Baxter Holt

Personal information
- Full name: Baxter Jason Holt
- Born: 21 October 1999 (age 26) Carlingford, New South Wales, Australia
- Batting: Right-handed
- Bowling: Right-arm medium
- Role: Wicket-keeper-batsman

Domestic team information
- 2018/19–2021/22: Sydney Thunder (squad no. 27)
- 2018/19–2022/23: New South Wales
- 2024/25–2025/26: Western Australia

Career statistics
| Competition | FC | LA | T20 |
| Matches | 12 | 8 | 9 |
| Runs scored | 363 | 122 | 84 |
| Batting average | 21.35 | 20.33 | 14.00 |
| 100s/50s | 0/1 | 0/0 | 0/0 |
| Top score | 54 | 41* | 37 |
| Catches/stumpings | 38/2 | 14/2 | 8/2 |
- Source: Cricinfo, 20 May 2026

= Baxter Holt =

Australian cricketer (born 1999)

Baxter Jason Holt (born 21 October 1999) is an Australian cricketer who plays as a right-handed wicket-keeper-batsman. Holt has represented both his native New South Wales and Western Australia in Australian domestic cricket. He is a graduate from The King's School, Parramatta. In 2018 he played for the Australia national under-19 cricket team and has previously played for Sydney Thunder in the Big Bash League

==Career==
On 30 January 2019 Holt made his Twenty20 debut for Sydney Thunder during the 2018-19 Big Bash League season against the Melbourne Renegades, hitting 37 from 28 deliveries and adding 2 catches and a stumping. He made his first-class debut for New South Wales in the 2018–19 Sheffield Shield season on 20 March 2019.

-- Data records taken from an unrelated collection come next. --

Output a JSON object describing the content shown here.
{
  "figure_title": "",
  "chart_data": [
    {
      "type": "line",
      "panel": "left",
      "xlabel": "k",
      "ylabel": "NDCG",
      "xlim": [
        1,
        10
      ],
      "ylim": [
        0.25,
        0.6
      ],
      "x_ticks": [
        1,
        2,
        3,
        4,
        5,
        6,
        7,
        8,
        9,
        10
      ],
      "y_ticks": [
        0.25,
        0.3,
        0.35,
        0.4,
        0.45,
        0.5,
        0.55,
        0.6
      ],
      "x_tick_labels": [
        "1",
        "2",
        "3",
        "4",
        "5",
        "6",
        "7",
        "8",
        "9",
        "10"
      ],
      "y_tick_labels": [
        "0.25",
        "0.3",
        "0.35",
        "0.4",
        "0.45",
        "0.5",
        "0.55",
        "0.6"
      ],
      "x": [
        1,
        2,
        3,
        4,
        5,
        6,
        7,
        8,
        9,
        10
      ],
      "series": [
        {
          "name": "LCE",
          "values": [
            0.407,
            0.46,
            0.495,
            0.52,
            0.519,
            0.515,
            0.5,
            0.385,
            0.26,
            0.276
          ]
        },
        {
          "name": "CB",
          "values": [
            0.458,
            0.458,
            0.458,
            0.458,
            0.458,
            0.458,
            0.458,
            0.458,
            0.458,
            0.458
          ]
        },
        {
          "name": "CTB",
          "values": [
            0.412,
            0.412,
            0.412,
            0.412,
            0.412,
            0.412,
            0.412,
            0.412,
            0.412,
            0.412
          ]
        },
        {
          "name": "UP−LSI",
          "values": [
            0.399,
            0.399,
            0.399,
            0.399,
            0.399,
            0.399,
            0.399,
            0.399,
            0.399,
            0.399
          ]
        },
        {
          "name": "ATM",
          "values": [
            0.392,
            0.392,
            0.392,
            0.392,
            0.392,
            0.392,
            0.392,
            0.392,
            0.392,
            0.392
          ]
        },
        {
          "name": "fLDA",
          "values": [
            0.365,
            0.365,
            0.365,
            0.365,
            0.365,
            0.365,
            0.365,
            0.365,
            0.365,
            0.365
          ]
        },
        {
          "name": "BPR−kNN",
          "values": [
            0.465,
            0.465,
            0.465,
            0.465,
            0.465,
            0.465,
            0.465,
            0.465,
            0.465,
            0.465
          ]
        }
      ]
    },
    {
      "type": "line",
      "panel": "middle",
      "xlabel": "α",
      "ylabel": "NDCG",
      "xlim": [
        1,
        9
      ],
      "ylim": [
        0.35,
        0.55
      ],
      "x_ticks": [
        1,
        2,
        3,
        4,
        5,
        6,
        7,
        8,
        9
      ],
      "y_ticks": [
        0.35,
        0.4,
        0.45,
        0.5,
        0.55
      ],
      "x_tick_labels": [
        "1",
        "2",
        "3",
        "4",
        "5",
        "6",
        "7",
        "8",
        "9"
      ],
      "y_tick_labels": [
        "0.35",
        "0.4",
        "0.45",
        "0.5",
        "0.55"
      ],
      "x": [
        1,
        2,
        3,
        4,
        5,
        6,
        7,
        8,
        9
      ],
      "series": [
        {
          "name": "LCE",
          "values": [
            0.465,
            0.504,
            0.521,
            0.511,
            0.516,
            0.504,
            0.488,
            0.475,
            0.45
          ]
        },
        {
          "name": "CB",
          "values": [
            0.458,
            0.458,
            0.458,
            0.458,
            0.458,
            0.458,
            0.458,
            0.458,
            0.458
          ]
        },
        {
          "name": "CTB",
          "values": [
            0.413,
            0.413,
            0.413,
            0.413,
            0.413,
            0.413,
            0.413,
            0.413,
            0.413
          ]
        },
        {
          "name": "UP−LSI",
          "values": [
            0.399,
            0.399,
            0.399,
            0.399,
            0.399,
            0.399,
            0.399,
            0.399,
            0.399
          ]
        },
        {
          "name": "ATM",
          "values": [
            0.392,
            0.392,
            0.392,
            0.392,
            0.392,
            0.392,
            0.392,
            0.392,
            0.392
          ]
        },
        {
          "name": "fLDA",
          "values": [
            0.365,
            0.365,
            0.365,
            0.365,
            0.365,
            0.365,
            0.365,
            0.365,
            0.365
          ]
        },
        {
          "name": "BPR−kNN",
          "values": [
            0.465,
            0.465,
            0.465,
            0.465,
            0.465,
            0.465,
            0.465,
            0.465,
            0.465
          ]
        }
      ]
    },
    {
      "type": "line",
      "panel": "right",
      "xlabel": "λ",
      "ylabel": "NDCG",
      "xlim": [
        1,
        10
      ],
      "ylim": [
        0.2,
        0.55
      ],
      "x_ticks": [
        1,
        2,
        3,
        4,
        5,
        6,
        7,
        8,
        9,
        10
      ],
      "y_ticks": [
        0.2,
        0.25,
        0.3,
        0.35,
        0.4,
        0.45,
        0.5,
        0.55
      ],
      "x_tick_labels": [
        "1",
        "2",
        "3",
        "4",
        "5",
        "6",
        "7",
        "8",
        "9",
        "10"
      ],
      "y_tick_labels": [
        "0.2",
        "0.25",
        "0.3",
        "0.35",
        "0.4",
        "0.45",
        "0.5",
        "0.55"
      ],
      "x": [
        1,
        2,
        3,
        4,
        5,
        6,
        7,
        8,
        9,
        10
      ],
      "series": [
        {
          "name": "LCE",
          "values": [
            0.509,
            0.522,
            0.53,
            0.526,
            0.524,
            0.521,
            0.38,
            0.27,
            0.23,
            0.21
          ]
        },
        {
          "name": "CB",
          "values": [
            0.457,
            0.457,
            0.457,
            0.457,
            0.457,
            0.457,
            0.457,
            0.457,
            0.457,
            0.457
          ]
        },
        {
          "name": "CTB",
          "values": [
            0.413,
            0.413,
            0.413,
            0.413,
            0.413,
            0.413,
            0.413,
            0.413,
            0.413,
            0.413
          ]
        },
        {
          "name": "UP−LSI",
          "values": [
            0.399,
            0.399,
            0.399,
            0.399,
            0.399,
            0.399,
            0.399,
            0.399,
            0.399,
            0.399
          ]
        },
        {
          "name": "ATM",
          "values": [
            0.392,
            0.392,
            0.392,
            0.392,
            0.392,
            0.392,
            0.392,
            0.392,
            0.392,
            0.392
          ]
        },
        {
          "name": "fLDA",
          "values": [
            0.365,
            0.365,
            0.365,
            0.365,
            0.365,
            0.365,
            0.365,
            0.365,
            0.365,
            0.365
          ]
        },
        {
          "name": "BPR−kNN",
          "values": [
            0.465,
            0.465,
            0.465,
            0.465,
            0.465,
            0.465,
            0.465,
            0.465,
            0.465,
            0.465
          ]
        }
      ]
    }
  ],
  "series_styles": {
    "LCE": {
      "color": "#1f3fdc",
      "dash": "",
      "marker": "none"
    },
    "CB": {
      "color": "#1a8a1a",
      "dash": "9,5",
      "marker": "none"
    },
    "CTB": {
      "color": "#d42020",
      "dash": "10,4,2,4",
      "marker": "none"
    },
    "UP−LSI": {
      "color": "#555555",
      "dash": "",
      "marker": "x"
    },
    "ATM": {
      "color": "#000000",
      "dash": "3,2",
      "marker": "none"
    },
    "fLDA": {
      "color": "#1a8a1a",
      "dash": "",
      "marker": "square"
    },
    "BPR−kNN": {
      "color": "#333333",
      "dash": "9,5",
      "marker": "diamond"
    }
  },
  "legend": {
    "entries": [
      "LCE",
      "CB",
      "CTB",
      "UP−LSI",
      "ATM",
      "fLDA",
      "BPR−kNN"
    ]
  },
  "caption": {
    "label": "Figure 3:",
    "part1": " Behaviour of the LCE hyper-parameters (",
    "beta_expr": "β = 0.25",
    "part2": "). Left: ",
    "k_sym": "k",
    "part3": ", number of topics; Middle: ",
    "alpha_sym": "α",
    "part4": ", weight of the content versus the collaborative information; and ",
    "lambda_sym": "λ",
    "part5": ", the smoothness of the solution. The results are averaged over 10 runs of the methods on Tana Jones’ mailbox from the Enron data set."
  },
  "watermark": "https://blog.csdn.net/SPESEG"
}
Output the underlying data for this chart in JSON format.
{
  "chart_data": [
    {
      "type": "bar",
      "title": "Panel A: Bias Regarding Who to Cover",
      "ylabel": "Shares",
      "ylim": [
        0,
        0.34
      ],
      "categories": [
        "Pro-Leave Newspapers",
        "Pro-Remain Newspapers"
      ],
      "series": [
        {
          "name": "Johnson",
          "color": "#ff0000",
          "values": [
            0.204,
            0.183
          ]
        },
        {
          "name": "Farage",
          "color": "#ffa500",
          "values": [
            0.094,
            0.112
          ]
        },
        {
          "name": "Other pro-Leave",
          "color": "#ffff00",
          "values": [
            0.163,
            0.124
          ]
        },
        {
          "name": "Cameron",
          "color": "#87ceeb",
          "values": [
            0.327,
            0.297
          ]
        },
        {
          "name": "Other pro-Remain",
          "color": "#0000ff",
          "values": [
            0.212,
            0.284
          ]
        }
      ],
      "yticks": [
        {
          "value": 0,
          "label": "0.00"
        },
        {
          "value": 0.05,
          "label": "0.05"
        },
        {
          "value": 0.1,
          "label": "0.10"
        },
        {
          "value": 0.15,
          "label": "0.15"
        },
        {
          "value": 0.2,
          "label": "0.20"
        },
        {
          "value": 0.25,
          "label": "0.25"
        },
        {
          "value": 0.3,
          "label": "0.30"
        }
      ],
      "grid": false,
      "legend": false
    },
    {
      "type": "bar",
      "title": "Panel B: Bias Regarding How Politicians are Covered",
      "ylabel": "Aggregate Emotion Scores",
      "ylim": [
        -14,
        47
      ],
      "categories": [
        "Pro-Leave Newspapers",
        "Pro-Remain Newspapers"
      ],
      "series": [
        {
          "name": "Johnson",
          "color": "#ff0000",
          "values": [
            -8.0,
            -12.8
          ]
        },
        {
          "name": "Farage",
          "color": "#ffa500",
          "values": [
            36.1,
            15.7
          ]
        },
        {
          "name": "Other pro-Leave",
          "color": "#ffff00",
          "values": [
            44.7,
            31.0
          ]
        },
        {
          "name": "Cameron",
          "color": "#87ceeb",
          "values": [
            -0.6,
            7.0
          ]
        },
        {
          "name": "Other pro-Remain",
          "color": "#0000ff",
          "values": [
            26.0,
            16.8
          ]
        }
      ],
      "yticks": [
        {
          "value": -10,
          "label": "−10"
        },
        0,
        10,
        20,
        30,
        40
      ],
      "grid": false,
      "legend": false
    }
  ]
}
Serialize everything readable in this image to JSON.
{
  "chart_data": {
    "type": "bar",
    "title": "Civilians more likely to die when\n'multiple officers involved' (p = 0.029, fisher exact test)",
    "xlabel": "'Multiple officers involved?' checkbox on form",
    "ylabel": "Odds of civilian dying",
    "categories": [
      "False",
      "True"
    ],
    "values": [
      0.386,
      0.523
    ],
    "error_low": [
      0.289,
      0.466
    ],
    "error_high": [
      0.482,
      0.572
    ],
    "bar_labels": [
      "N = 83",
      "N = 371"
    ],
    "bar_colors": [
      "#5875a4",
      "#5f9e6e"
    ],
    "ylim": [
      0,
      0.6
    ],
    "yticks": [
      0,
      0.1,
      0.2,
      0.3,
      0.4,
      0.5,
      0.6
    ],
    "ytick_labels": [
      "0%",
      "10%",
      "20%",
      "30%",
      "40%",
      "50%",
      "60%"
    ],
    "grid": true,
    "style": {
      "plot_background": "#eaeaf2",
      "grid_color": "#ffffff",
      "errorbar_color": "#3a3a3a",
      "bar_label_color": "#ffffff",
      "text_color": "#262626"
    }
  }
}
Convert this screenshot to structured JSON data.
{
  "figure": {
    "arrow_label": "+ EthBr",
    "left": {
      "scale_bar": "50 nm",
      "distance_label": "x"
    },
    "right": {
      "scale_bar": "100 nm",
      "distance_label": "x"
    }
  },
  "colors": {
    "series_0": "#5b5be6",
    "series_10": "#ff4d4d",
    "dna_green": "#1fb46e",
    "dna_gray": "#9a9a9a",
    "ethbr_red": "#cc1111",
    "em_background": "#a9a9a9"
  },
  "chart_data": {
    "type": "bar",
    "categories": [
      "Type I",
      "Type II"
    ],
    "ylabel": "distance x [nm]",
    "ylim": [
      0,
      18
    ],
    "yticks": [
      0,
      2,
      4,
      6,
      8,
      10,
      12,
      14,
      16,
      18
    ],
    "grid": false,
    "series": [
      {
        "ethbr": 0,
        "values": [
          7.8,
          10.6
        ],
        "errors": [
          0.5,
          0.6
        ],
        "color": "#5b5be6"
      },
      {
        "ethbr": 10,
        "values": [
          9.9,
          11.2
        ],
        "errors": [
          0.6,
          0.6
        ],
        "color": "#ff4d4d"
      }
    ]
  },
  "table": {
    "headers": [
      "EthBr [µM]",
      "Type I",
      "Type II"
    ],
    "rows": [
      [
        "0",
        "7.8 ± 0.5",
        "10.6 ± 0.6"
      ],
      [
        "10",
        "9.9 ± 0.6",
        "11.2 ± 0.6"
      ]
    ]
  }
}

Holt has been mentored by Southern Stars wicket-keeper Alyssa Healy and is studying for a bachelor's degree in sports science from the University of Technology and Science in Sydney. He made his List A debut on 24 November 2021, for New South Wales in the 2021–22 Marsh One-Day Cup.

In 2024, Holt moved to play for the Western Australia cricket team.

Holt was delisted by Western Australia at the end of the 2025-26 season, having played One-Day cricket for the state, but having never played first-class cricket.